1) subPSEC - score estimates the likelihood of a functional effect from a single amino acid substitution. Range of values from 0 (neutral) to about -10 (most
likely to be deleterious).  -3 is the identified cutoff point for functional significance.

2) P Deleterious - the probability of a nsSNP being deleterious. cutoff 0.5 (50% deleterious) equals to subPSEC of -3.
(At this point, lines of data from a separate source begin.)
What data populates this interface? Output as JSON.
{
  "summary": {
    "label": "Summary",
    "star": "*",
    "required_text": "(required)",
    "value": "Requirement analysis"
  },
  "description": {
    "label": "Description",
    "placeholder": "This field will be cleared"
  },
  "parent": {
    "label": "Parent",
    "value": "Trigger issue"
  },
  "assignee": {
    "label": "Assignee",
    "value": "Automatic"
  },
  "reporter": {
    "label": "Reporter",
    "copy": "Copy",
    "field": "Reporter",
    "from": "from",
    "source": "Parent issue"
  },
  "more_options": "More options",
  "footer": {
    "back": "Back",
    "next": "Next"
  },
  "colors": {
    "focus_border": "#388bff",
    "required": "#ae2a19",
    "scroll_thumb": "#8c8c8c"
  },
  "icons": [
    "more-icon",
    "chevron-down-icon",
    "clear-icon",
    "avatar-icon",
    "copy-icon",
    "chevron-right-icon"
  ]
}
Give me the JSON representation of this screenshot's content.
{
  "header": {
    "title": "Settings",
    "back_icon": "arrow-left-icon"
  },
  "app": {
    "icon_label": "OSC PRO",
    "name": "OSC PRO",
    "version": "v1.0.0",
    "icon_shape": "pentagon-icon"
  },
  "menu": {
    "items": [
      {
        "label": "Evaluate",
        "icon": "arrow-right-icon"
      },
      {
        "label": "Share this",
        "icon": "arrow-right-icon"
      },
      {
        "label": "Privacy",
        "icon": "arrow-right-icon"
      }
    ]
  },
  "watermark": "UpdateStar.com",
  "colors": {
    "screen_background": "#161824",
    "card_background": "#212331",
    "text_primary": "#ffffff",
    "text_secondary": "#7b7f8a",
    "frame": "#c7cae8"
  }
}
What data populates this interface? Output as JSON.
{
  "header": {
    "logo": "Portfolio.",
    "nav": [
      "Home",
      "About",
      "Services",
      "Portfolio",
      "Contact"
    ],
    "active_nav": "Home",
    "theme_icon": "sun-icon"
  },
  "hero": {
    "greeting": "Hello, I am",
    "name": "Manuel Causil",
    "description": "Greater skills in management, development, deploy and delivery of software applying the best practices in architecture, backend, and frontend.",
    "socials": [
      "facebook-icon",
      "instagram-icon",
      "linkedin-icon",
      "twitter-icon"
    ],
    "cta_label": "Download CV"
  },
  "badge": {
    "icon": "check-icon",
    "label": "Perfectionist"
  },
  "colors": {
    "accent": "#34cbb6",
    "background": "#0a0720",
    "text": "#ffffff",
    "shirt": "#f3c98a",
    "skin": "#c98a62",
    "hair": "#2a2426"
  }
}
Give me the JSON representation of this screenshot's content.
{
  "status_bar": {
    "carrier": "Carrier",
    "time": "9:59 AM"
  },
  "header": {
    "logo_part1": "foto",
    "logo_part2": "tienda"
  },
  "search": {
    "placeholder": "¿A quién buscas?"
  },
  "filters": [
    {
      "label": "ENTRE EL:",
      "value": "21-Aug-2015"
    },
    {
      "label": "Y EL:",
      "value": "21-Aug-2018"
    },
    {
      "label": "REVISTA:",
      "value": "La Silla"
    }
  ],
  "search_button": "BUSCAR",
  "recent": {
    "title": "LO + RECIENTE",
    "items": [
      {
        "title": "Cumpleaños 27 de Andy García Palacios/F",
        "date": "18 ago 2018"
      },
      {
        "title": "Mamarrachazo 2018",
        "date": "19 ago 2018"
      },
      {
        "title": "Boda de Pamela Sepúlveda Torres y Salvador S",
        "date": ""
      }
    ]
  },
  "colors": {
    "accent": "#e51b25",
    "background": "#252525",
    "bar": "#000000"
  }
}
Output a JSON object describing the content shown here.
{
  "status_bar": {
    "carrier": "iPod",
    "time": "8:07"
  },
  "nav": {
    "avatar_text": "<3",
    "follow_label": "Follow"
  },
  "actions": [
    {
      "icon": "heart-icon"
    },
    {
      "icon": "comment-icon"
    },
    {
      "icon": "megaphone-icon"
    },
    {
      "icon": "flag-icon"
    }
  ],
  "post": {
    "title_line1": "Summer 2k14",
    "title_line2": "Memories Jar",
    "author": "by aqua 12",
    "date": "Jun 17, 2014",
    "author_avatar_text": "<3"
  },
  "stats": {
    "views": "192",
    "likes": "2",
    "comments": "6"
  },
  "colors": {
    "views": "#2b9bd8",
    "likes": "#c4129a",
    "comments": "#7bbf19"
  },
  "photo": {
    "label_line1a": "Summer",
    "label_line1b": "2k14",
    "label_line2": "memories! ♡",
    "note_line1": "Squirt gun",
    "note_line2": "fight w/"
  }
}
3) HMM -  The input protein sequence is scored against the HMMs in the PANTHER library. The alignment to the HMM with the most significant score is used for the analysis. This can be a subfamily (indicated with :SF), or a family

 4) NIC (number of independent counts) - is an estimate of the number of independent observations used to calculate the amino acid probabilities. The probabilities are calculated from a combination of prior knowledge (e.g. that isoleucine often substitutes for valine) and observations, so the larger NIC, the more the probabilities rely on the amino acids observed in the multiple sequence alignment.

5) Messages:

-"wild type and substituted amino acids required" - this indicates that you did not give amino acids, or you did not give two amino acids
-"invalid amino acid" - you did not give one of the 20 amino acids
-"Missing sequence" - the protein is not in the fasta file
-"SNP position not within protein" - the position of the SNP does not exist in the protein.
-"wild type amino acid is ..." - this means none of the input amino acids match the amino acid in the protein
-"substitution position incorrect" - the position given for the protein is incorrect

 

 

Data Export and Association frame

The data export module (Figure 3) allow the user to export data from the database in tab delimited format with the option to perform a GO clustering using the GeneMerge algorithm.

 

Figure 3. Data export and Association frames. Klicking on the arrow (->) button will open OMIM and EBI QuickGO websites in correspondent.